Lorsque le plaignant a refusé de quitter les lieux de son plein gré, après que le personnel du restaurant et la police lui ont indiqué qu’il n’était plus le bienvenu, il est devenu passible d’arrestation pour entrée non autorisée, en contravention du paragraphe 9(1) de la Loi sur l’entrée sans autorisation.

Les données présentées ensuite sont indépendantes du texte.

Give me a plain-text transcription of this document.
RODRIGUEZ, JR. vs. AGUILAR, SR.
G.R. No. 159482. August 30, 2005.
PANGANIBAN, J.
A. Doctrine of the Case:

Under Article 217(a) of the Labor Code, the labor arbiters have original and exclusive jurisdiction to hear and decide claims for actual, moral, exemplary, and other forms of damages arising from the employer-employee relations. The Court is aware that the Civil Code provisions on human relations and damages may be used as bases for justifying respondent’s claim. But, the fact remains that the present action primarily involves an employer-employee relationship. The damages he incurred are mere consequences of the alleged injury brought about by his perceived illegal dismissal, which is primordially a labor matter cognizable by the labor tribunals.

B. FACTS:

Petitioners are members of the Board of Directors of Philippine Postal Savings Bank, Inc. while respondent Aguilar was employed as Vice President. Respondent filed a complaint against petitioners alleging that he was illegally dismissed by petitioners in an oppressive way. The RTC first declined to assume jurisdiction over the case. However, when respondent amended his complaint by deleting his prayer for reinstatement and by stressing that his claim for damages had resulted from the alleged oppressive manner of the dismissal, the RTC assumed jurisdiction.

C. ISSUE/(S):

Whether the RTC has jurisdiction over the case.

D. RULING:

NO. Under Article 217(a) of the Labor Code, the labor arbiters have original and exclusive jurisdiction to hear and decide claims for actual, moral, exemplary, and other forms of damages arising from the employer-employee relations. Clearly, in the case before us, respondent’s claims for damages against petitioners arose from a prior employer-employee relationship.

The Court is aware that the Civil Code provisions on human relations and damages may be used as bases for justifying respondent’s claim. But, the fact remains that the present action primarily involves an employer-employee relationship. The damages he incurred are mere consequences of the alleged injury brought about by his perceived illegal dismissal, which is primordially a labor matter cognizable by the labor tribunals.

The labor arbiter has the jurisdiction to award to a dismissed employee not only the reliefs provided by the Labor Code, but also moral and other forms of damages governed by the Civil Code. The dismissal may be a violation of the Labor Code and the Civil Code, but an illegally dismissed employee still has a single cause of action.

En ce qui concerne la force utilisée par les agents pour arrêter le plaignant, la preuve ne permet pas raisonnablement d’établir que les agents ont recouru à une force illégale. La force utilisée à l’intérieur du restaurant était raisonnable. Puisque le plaignant refusait de partir de son plein gré, les agents étaient en droit de le pousser et de le tirer pour le contraindre à sortir. La chute à l’extérieur du restaurant avait été précédée d’une scène chaotique à l’entrée du restaurant. En présence d’une foule de clients et de badauds aux alentours, le plaignant et le TC no 1 ont résisté aux agents qui tentaient de les pousser pour les faire sortir du restaurant. C’est dans ce contexte que l’AI no 1 a affirmé s’être senti momentanément vulnérable face à un plaignant agressif lorsqu’ils sont tombés à l’extérieur et qu’il a réagi en portant un coup de poing droit au plaignant pour s’assurer de le maîtriser rapidement. Dans le feu de l’action, l’explication donnée par l’agent semble plausible. Au vu des circonstances, on ne peut considérer qu’un seul et unique coup de poing constitue un recours excessif à la force.

Par conséquent, bien que j’accepte que le plaignant ait été blessé lors de l’altercation qui a marqué son arrestation, et plus vraisemblablement par le coup de poing que l’AI no 1 lui a porté au visage, je n’ai aucun motif raisonnable de croire que la blessure est attribuable à une conduite illégale de la part des agents impliqués. Il n’y a donc pas lieu de porter des accusations criminelles dans cette affaire et le dossier est clos.

Date : 2 septembre 2026

Approuvé électroniquement par

Joseph Martino

Directeur

Unité des enquêtes spéciales

Notes

  • 1) À moins d’indication contraire, les renseignements fournis dans cette section reflètent les renseignements fournis à l’UES au moment de la notification et ne reflètent pas nécessairement les faits constatés par l’UES dans le cadre de son enquête. [Retour au texte]
  • 2) Les documents suivants contiennent des renseignements personnels délicats qui ne sont pas divulgués, comme le prévoit le paragraphe 34 (2) de la Loi de 2019 sur l’Unité des enquêtes spéciales. Les principaux éléments des documents sont résumés ci-dessous. [Retour au texte]
  • 3) Les heures et les dates indiquées dans cet enregistrement vidéo étaient erronées. Les images ne montraient que l’intérieur du restaurant. L’enregistrement vidéo comportait une piste audio, mais, en raison du grand nombre de clients présents et du bruit ambiant, les propos tenus par la police et le plaignant sont pratiquement indiscernables. [Retour au texte]

Note:

La version originale anglaise signée du rapport fait autorité. En cas de divergence entre cette version et les versions anglaise ou française en ligne, la version originale anglaise signée du rapport l’emporte.